Je pense ma notation la plus basse de toutes mes lectures.. Les 14 premières pages sont potables, on est directement plongés dans l'action. Mais après... On retrouve une culture du viole qui n'a pas sa place dans une histoire d'amour, la plume est légère tout comme l'histoire, de plus, un langage vulgaire ne rend pas les personnages sexy, loin de là. C'est redondant, toujours les mêmes expressions... J'avoue avoir du mal avec l'événement déclencheur de la fuite de Matthew. Stephen a autorisé Aaron à coucher avec lui, mais à aucun moment ils ne lui ont demandé ?? Les éléments importants de l'histoire sont prévisibles et très peu approfondis comme le passé des protagonistes qui est évoqué que 3 pages dans tout le livre. Le déroulement de l'action ne suit pas de logique particulière et les personnages changent de discours comme de caleçons. Il n'y a concrètement que des scènes de q, même pas bien écrites. Je déconseille, ce n' est en aucun cas une histoire d'amour, juste un livre porno mal écrit. J'oublie ! Payer aussi cher pour un livre de moins de 300 pages écrit en police 16 il ne faut pas se moquer des gens non plus...

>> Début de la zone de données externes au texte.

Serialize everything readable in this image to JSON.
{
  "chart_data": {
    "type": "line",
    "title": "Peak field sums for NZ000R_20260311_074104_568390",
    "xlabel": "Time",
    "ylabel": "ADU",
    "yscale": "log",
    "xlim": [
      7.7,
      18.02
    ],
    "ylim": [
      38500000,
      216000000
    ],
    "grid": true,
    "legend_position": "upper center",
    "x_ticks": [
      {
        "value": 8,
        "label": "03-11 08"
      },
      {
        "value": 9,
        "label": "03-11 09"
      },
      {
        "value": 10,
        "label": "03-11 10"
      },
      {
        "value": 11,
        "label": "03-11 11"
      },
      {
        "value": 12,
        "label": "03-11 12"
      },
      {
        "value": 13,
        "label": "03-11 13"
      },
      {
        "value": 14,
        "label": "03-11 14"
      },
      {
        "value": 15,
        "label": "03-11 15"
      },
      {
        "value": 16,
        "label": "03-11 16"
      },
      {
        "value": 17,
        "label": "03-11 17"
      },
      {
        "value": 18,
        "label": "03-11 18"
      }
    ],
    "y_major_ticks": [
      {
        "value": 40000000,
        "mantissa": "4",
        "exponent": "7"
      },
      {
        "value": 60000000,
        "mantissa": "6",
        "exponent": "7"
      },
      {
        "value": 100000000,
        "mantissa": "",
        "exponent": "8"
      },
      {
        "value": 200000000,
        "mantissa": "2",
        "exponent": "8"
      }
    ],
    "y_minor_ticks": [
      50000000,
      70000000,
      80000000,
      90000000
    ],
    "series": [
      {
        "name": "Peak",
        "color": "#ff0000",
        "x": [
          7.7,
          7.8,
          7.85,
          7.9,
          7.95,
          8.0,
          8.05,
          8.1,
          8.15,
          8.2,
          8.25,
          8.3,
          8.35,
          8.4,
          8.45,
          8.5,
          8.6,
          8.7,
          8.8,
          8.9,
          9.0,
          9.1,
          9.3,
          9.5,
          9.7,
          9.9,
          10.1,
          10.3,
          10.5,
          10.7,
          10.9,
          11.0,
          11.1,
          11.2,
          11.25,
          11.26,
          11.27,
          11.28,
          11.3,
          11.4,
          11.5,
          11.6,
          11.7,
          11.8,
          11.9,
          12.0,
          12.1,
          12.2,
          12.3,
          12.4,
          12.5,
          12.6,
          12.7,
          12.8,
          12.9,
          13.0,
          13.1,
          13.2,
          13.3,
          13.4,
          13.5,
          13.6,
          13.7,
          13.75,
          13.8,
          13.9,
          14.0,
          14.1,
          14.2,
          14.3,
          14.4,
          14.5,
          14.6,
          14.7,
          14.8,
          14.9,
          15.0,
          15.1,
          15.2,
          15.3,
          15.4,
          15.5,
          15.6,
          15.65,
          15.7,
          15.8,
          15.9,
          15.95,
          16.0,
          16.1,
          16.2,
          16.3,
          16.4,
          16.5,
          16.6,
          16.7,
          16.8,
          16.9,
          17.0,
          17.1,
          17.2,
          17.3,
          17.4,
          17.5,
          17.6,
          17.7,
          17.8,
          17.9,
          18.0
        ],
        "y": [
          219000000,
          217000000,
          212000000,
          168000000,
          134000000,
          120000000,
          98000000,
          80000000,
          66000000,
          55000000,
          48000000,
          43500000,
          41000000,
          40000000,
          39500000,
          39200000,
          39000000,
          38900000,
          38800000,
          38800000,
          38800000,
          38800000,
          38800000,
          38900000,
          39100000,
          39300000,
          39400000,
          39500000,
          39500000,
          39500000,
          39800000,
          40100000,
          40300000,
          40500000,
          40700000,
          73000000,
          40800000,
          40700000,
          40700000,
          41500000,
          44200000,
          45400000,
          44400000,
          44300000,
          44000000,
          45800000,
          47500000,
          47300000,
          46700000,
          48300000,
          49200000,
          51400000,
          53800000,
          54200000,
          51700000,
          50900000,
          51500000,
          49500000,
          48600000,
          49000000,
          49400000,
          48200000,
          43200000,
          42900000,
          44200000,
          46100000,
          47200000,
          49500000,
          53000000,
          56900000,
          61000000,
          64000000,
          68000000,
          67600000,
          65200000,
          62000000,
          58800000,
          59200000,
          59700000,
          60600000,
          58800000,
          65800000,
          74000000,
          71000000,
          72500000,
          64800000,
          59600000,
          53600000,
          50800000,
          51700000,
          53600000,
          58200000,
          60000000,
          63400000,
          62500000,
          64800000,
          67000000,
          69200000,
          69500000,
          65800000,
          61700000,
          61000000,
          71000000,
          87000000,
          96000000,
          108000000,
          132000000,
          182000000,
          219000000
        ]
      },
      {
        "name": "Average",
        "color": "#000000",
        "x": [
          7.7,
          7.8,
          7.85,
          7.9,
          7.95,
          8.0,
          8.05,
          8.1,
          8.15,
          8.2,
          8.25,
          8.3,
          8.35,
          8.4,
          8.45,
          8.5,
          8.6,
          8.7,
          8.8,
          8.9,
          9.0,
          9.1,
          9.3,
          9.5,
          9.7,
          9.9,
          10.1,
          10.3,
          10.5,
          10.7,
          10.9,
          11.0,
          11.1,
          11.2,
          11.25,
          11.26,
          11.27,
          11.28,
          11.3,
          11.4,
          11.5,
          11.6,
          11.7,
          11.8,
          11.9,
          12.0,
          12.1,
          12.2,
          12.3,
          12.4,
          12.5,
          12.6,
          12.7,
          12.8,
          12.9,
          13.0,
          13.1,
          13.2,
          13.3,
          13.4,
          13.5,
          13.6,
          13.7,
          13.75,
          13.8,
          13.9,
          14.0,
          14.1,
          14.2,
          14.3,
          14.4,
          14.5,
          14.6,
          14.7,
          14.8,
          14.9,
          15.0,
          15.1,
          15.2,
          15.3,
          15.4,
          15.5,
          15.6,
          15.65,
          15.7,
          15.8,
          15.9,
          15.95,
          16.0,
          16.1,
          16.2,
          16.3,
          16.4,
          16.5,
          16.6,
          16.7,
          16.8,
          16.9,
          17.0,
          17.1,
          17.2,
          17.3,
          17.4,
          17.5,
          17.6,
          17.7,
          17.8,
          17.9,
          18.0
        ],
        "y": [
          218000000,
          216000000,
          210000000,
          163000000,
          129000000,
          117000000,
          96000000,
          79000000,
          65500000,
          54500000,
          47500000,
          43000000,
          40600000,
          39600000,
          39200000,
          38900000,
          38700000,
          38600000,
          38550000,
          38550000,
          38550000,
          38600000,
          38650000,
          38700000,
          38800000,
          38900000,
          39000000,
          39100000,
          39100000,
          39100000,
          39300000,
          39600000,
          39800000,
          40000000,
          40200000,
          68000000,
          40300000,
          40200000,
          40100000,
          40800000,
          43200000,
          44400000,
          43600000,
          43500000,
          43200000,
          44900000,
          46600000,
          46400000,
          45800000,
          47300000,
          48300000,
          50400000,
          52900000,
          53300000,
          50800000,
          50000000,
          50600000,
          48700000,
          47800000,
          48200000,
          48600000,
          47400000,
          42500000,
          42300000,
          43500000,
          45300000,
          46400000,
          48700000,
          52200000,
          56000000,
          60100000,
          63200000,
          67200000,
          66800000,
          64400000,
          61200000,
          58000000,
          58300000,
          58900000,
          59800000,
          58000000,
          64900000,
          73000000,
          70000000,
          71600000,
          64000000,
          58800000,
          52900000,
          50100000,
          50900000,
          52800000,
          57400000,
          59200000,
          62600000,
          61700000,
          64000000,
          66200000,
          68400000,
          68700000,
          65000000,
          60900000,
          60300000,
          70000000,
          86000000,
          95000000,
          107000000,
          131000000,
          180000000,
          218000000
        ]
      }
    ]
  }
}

Je lis de la romance MM depuis longtemps, et je dois dire que La théorie des trois corps m’a vraiment charmée. L’histoire est à la fois belle, touchante et terriblement fluide : chaque scène a son importance, rien ne traîne et on se laisse happer sans effort.
Matthew, Aaron et Stephen… trois hommes, trois cœurs, et une intensité différente mais tout aussi marquante à chaque relation. On s’attache vite à eux, et on se retrouve à tourner les pages avec une petite boule dans la gorge en se demandant comment tout ça va pouvoir se résoudre.
Avec ses moins de 300 pages, le roman se lit très vite (peut-être un peu trop vite, d’ailleurs 😅). J’aurais adoré que ce soit plus long, et surtout qu’il y ait davantage de scènes à trois, parce qu’on en redemande clairement !
En bref : une belle lecture, attachante et passionnée, qui m’a donné envie de replonger encore dans l’univers d’Alex Spark.
J'en attendais beaucoup de cette lecture, après être tombée amoureuse de la couverture et du résumé.. Peut-être que j'en attendais trop. La plume de l'auteur est très agréable et fluide, et j'ai lu ce livre très rapidement, avec l'nvie d'y retourner. Mais.. Il manquait clairement de profondeur à l'histoire, aux personnages, aux sentiments, et même si je m'attendais à du smut, là c'est beaucoup, tout de suite, et elles auraient être pu mieux écrite. En bref, tout mérite plus de temps, de développement, et ça aurait pu être une bien meilleure histoire.